Bu takıntının eğitimini almayı kafasına koymuş ve güzel sanatlar sınavına hazırlanmış. Bunun için çeşitli kurslara gitmiş. Yıldız Teknik Üniversitesi Güzel Sanatlar Fakültesi Fotoğraf ve Video Programı'nı derece ile kazanmak ciddi bir özgüven vermiş bundan sonra yapabileceklerine dair.

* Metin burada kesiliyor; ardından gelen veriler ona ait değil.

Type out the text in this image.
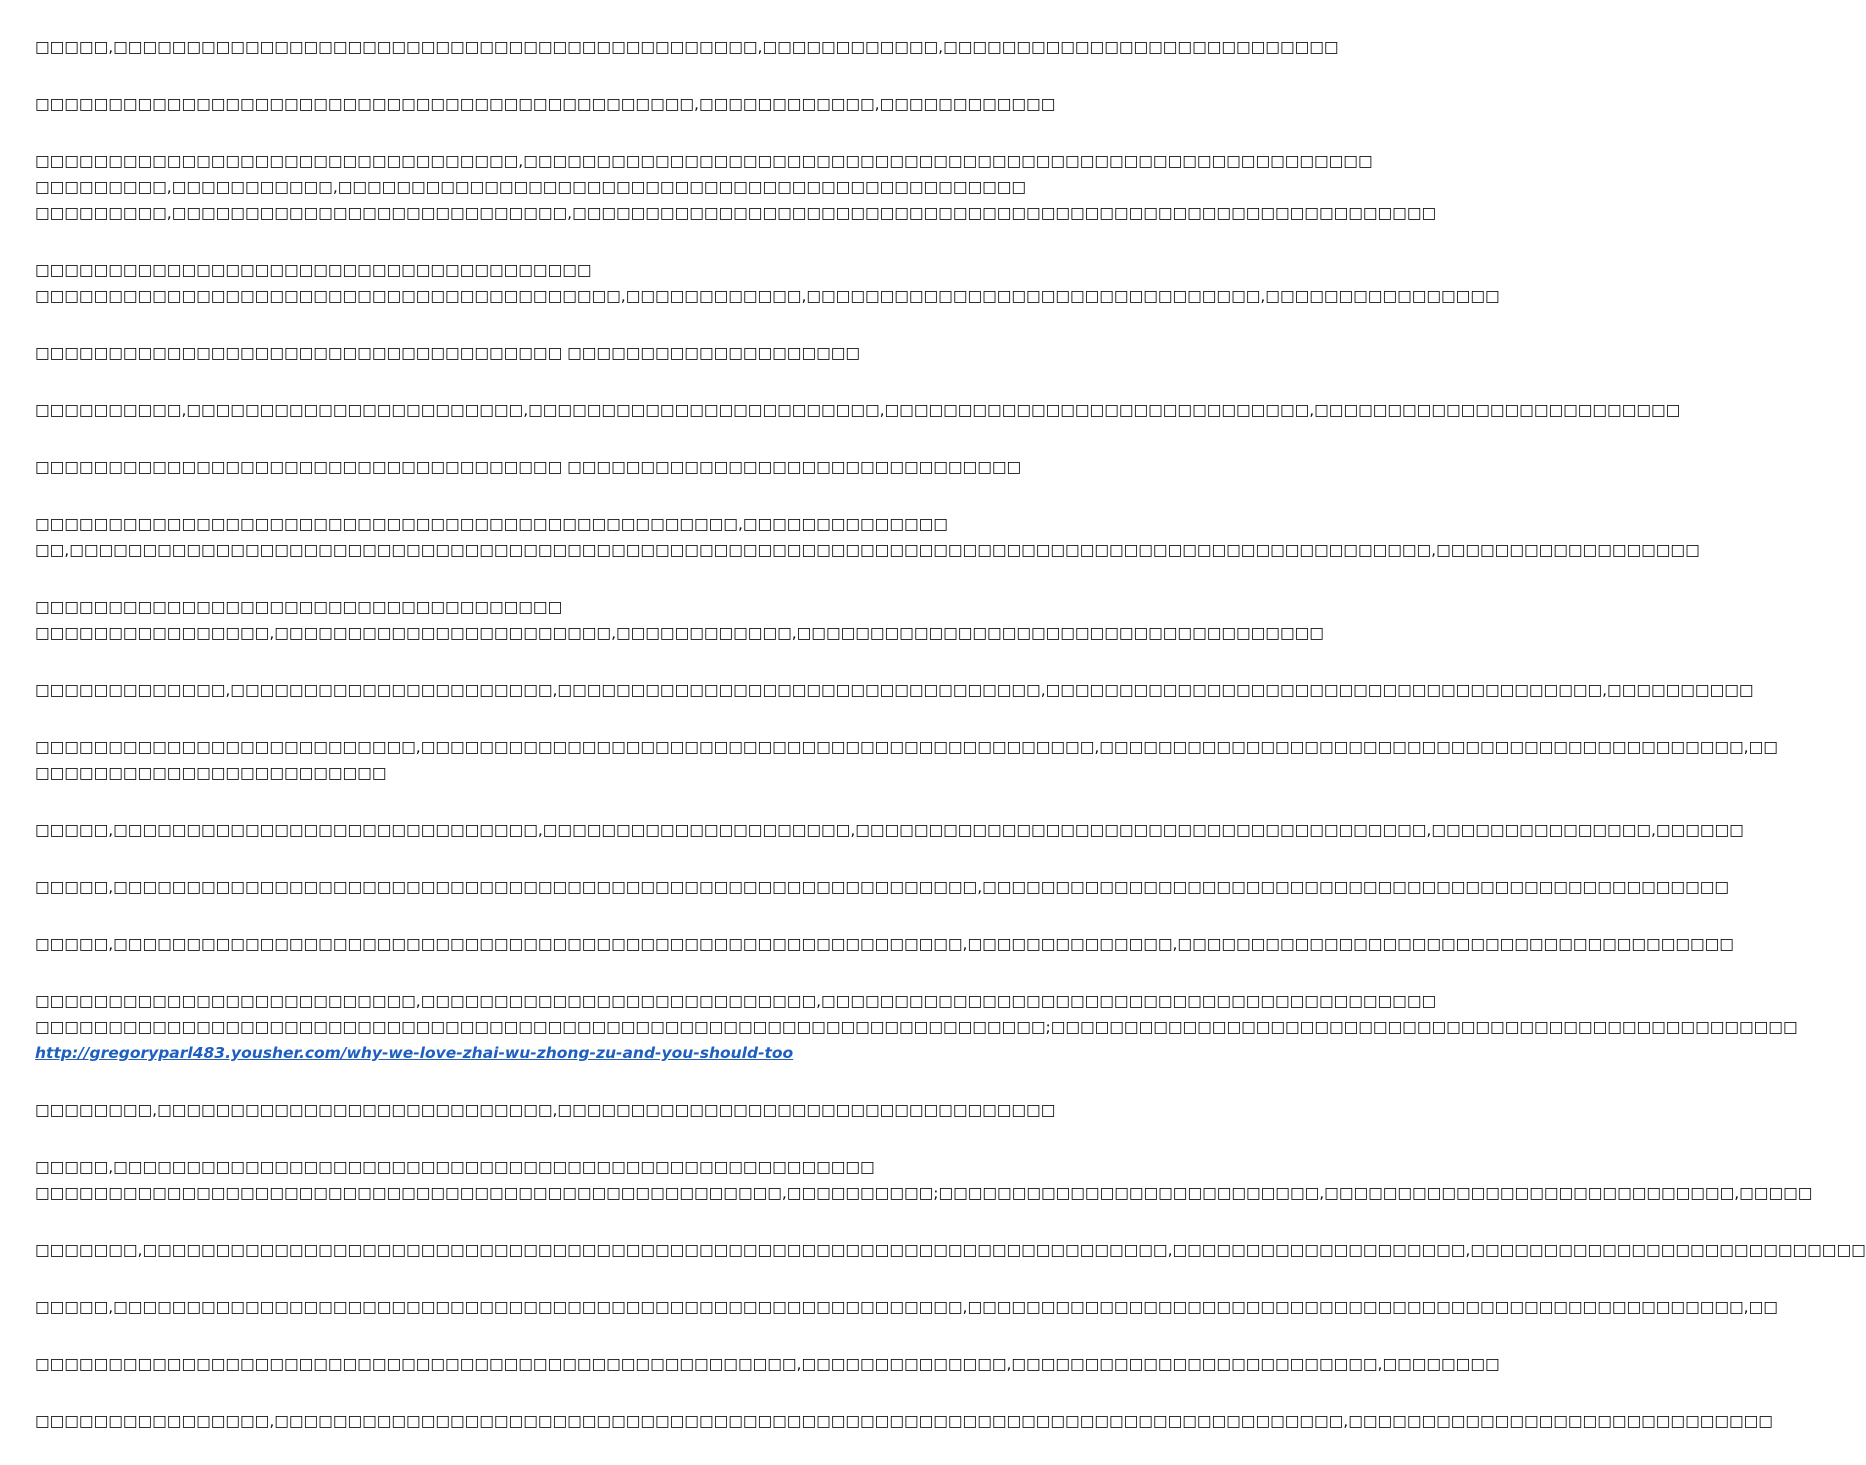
□□□□□,□□□□□□□□□□□□□□□□□□□□□□□□□□□□□□□□□□□□□□□□□□□□,□□□□□□□□□□□□,□□□□□□□□□□□□□□□□□□□□□□□□□□□
□□□□□□□□□□□□□□□□□□□□□□□□□□□□□□□□□□□□□□□□□□□□□,□□□□□□□□□□□□,□□□□□□□□□□□□
□□□□□□□□□□□□□□□□□□□□□□□□□□□□□□□□□,□□□□□□□□□□□□□□□□□□□□□□□□□□□□□□□□□□□□□□□□□□□□□□□□□□□□□□□□□□
□□□□□□□□□,□□□□□□□□□□□,□□□□□□□□□□□□□□□□□□□□□□□□□□□□□□□□□□□□□□□□□□□□□□□
□□□□□□□□□,□□□□□□□□□□□□□□□□□□□□□□□□□□□,□□□□□□□□□□□□□□□□□□□□□□□□□□□□□□□□□□□□□□□□□□□□□□□□□□□□□□□□□□□
□□□□□□□□□□□□□□□□□□□□□□□□□□□□□□□□□□□□□□
□□□□□□□□□□□□□□□□□□□□□□□□□□□□□□□□□□□□□□□□,□□□□□□□□□□□□,□□□□□□□□□□□□□□□□□□□□□□□□□□□□□□□,□□□□□□□□□□□□□□□□
□□□□□□□□□□□□□□□□□□□□□□□□□□□□□□□□□□□□ □□□□□□□□□□□□□□□□□□□□
□□□□□□□□□□,□□□□□□□□□□□□□□□□□□□□□□□,□□□□□□□□□□□□□□□□□□□□□□□□,□□□□□□□□□□□□□□□□□□□□□□□□□□□□□,□□□□□□□□□□□□□□□□□□□□□□□□□
□□□□□□□□□□□□□□□□□□□□□□□□□□□□□□□□□□□□ □□□□□□□□□□□□□□□□□□□□□□□□□□□□□□□
□□□□□□□□□□□□□□□□□□□□□□□□□□□□□□□□□□□□□□□□□□□□□□□□,□□□□□□□□□□□□□□
□□,□□□□□□□□□□□□□□□□□□□□□□□□□□□□□□□□□□□□□□□□□□□□□□□□□□□□□□□□□□□□□□□□□□□□□□□□□□□□□□□□□□□□□□□□□□□□□,□□□□□□□□□□□□□□□□□□
□□□□□□□□□□□□□□□□□□□□□□□□□□□□□□□□□□□□
□□□□□□□□□□□□□□□□,□□□□□□□□□□□□□□□□□□□□□□□,□□□□□□□□□□□□,□□□□□□□□□□□□□□□□□□□□□□□□□□□□□□□□□□□□
□□□□□□□□□□□□□,□□□□□□□□□□□□□□□□□□□□□□,□□□□□□□□□□□□□□□□□□□□□□□□□□□□□□□□□,□□□□□□□□□□□□□□□□□□□□□□□□□□□□□□□□□□□□□□,□□□□□□□□□□
□□□□□□□□□□□□□□□□□□□□□□□□□□,□□□□□□□□□□□□□□□□□□□□□□□□□□□□□□□□□□□□□□□□□□□□□□,□□□□□□□□□□□□□□□□□□□□□□□□□□□□□□□□□□□□□□□□□□□□,□□
□□□□□□□□□□□□□□□□□□□□□□□□
□□□□□,□□□□□□□□□□□□□□□□□□□□□□□□□□□□□,□□□□□□□□□□□□□□□□□□□□□,□□□□□□□□□□□□□□□□□□□□□□□□□□□□□□□□□□□□□□□,□□□□□□□□□□□□□□□,□□□□□□
□□□□□,□□□□□□□□□□□□□□□□□□□□□□□□□□□□□□□□□□□□□□□□□□□□□□□□□□□□□□□□□□□,□□□□□□□□□□□□□□□□□□□□□□□□□□□□□□□□□□□□□□□□□□□□□□□□□□□
□□□□□,□□□□□□□□□□□□□□□□□□□□□□□□□□□□□□□□□□□□□□□□□□□□□□□□□□□□□□□□□□,□□□□□□□□□□□□□□,□□□□□□□□□□□□□□□□□□□□□□□□□□□□□□□□□□□□□□
□□□□□□□□□□□□□□□□□□□□□□□□□□,□□□□□□□□□□□□□□□□□□□□□□□□□□□,□□□□□□□□□□□□□□□□□□□□□□□□□□□□□□□□□□□□□□□□□□
□□□□□□□□□□□□□□□□□□□□□□□□□□□□□□□□□□□□□□□□□□□□□□□□□□□□□□□□□□□□□□□□□□□□□;□□□□□□□□□□□□□□□□□□□□□□□□□□□□□□□□□□□□□□□□□□□□□□□□□□□
http://gregoryparl483.yousher.com/why-we-love-zhai-wu-zhong-zu-and-you-should-too
□□□□□□□□,□□□□□□□□□□□□□□□□□□□□□□□□□□□,□□□□□□□□□□□□□□□□□□□□□□□□□□□□□□□□□□
□□□□□,□□□□□□□□□□□□□□□□□□□□□□□□□□□□□□□□□□□□□□□□□□□□□□□□□□□□
□□□□□□□□□□□□□□□□□□□□□□□□□□□□□□□□□□□□□□□□□□□□□□□□□□□,□□□□□□□□□□;□□□□□□□□□□□□□□□□□□□□□□□□□□,□□□□□□□□□□□□□□□□□□□□□□□□□□□□,□□□□□
□□□□□□□,□□□□□□□□□□□□□□□□□□□□□□□□□□□□□□□□□□□□□□□□□□□□□□□□□□□□□□□□□□□□□□□□□□□□□□,□□□□□□□□□□□□□□□□□□□□,□□□□□□□□□□□□□□□□□□□□□□□□□□□
□□□□□,□□□□□□□□□□□□□□□□□□□□□□□□□□□□□□□□□□□□□□□□□□□□□□□□□□□□□□□□□□,□□□□□□□□□□□□□□□□□□□□□□□□□□□□□□□□□□□□□□□□□□□□□□□□□□□□□,□□
□□□□□□□□□□□□□□□□□□□□□□□□□□□□□□□□□□□□□□□□□□□□□□□□□□□□,□□□□□□□□□□□□□□,□□□□□□□□□□□□□□□□□□□□□□□□□,□□□□□□□□
□□□□□□□□□□□□□□□□,□□□□□□□□□□□□□□□□□□□□□□□□□□□□□□□□□□□□□□□□□□□□□□□□□□□□□□□□□□□□□□□□□□□□□□□□□,□□□□□□□□□□□□□□□□□□□□□□□□□□□□□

Okurken farklı camiadan insanlarla bir arada olduğunu söylüyor Elif. Bu kişilerle arası hep iyi olmuş. Son sınıftayken Erasmus ile Fransa'ya gitmiş ve Avrupa'da çeşitli ülkeleri gezmiş. Yurtdışı tecrübesinin kendisine çok iyi bir vizyon kazandırdığını dile getiriyor.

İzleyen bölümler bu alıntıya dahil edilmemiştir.